(Closed) Poll: Introducing Parents at the Reception

posted 6 years ago in Family
  • poll: Are parents introduced at the wedding reception (ie, before the wedding party)?
    Always. It's the only respectful thing to do. : (11 votes)
    25 %
    Sometimes. It depends on the style of the reception, and the couple. : (15 votes)
    34 %
    Rarely. I've only seen it done once or twice. : (10 votes)
    23 %
    Never. Not necessary. Let your parents enjoy the reception and mingle. : (8 votes)
    18 %
  • Post # 3
    Member
    1843 posts
    Buzzing bee
    • Wedding: September 2011

    Our parents were not introduced at our reception – however, my husband and I also paid for our wedding.  I’ve seen it done both ways – I think it’s a personal preference.

    Post # 4
    Member
    1231 posts
    Bumble bee

    Every wedding i have been to the parents are introduced and then the bridal party followed by the bride and groom.

    Post # 5
    Member
    2849 posts
    Sugar bee
    • Wedding: May 2012

    I don’t plan on doing this and haven’t seen this done at other weddings. I plan on introducing the bridal party and then me and Fiance. 

    Post # 6
    Member
    2233 posts
    Buzzing bee
    • Wedding: September 2012

    I think I have only seen it done once. At every other wedding it’s just the wedding party that gets introduced.
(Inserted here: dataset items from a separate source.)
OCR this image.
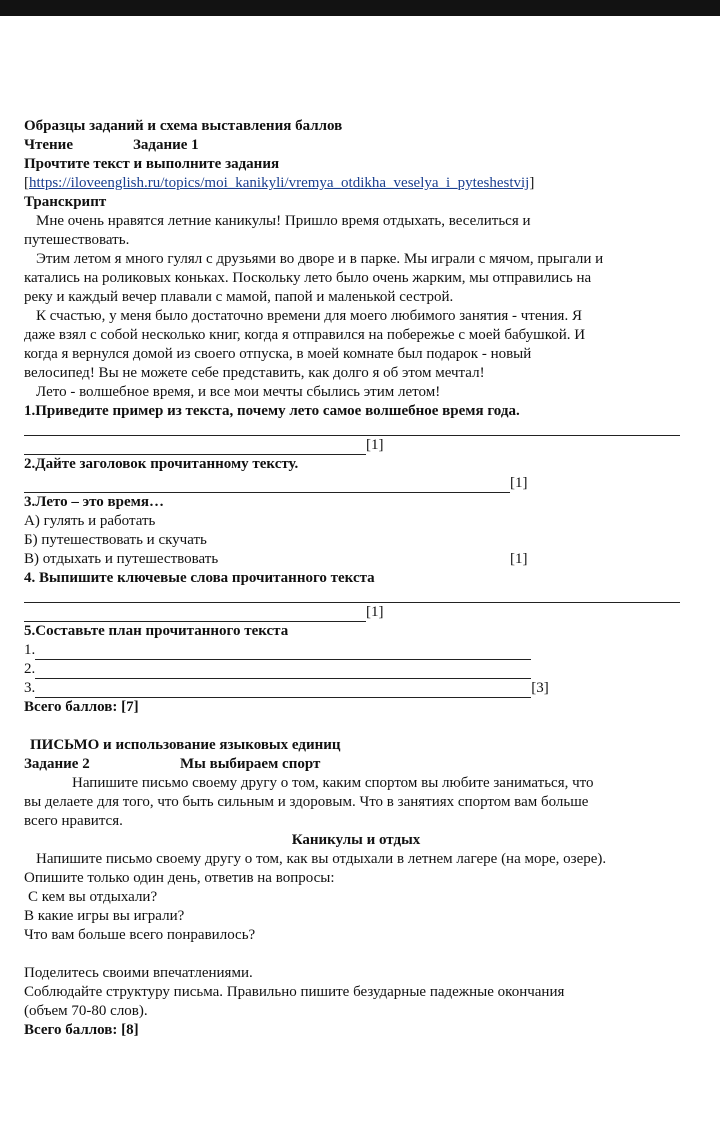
Образцы заданий и схема выставления баллов
Чтение	Задание 1
Прочтите текст и выполните задания
[https://iloveenglish.ru/topics/moi_kanikyli/vremya_otdikha_veselya_i_pyteshestvij]
Транскрипт
Мне очень нравятся летние каникулы! Пришло время отдыхать, веселиться и
путешествовать.
Этим летом я много гулял с друзьями во дворе и в парке. Мы играли с мячом, прыгали и
катались на роликовых коньках. Поскольку лето было очень жарким, мы отправились на
реку и каждый вечер плавали с мамой, папой и маленькой сестрой.
К счастью, у меня было достаточно времени для моего любимого занятия - чтения. Я
даже взял с собой несколько книг, когда я отправился на побережье с моей бабушкой. И
когда я вернулся домой из своего отпуска, в моей комнате был подарок - новый
велосипед! Вы не можете себе представить, как долго я об этом мечтал!
Лето - волшебное время, и все мои мечты сбылись этим летом!
1.Приведите пример из текста, почему лето самое волшебное время года.
[1]
2.Дайте заголовок прочитанному тексту.
[1]
3.Лето – это время…
А) гулять и работать
Б) путешествовать и скучать
В) отдыхать и путешествовать	[1]
4. Выпишите ключевые слова прочитанного текста
[1]
5.Составьте план прочитанного текста
1.
2.
3.	[3]
Всего баллов: [7]
ПИСЬМО и использование языковых единиц
Задание 2	Мы выбираем спорт
Напишите письмо своему другу о том, каким спортом вы любите заниматься, что
вы делаете для того, что быть сильным и здоровым. Что в занятиях спортом вам больше
всего нравится.
Каникулы и отдых
Напишите письмо своему другу о том, как вы отдыхали в летнем лагере (на море, озере).
Опишите только один день, ответив на вопросы:
С кем вы отдыхали?
В какие игры вы играли?
Что вам больше всего понравилось?
Поделитесь своими впечатлениями.
Соблюдайте структуру письма. Правильно пишите безударные падежные окончания
(объем 70-80 слов).
Всего баллов: [8]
I think this is probably also because we tend to do the receiving line so you get to meet & shake hands with everyone. 

    If it was made clear to me that this was something that was important to the parents then we would do it. 

    Post # 7
    Member
    10288 posts
    Sugar Beekeeper
    • Wedding: October 2011

    I’ve never been to a wedding where the parents weren’t introduced. We introduced the parents first followed by the bridal party. 

    Post # 8
    Member
    5494 posts
    Bee Keeper
    • Wedding: August 2011

    I asked my parents if they wanted to be introduced and they said they did not.  So we  followed their wishes and only introduced the wedding party.

    We did not ask DH’s parents if they wanted to be introduced because they were not at all involved with the wedding.  They just showed up like guests.  So we always defered to my parents’ preferences.

    Post # 9
    Member
    5296 posts
    Bee Keeper
    • Wedding: January 1993

    We did not. Maybe one wedding that I’ve been to has done that? We had a receiving line after the ceremony, so nearly everyone was able to see them then. I think that the fact that they were sitting at a front table, wearing flowers, and we did the mom/son dad/daughter dances probably clued people in. That, or, the fact that we were mostly from the same town meant guests already knew who they were.

    Post # 10
    Member
    1562 posts
    Bumble bee
    • Wedding: November 1999

    The parents have been introduced at all the weddings I have been to, and we did it at ours as well.

    Post # 11
    Member
    631 posts
    Busy bee
    • Wedding: September 2012

    I voted “sometimes.” I haven’t seen it done at any of the weddings I’ve been to, and I’ve been a Bridesmaid or Best Man in 3 and we (the BP) weren’t even formally introduced in a couple of those. I HAVE seen the parents introduced at Quinceanera’s, but that’s different.

    I would think that unless the parents are hosts or they make it known that they want to be introduced beforehand, then it’s not expected. I will not be doing parent introductions.

    Post # 12
    Member
    3461 posts
    Sugar bee
    • Wedding: May 2012

    I’ve seen it happen rarely.  Because my FI’s parents are divorced (with issues) and Future Mother-In-Law doesn’t want to have attention drawn to her/them like that, I asked my parents if they minded if we didn’t introduce them and they are fine with skipping it.  We will probably only introduce us (skip bridal party) – and by our first names because I’m keeping my last name.

    Post # 13
    Member
    1734 posts
    Bumble bee
    • Wedding: June 2012

    Really interested at the broad split across four categories on this one!

    Post # 15
    Member
    3182 posts
    Sugar bee
    • Wedding: May 2012

    I don’t think I’ve ever seen the parents introduced.  I didn’t realize this was even a possible option.  I think my parents would rather mingle though. 

    The topic ‘Poll: Introducing Parents at the Reception’ is closed to new replies.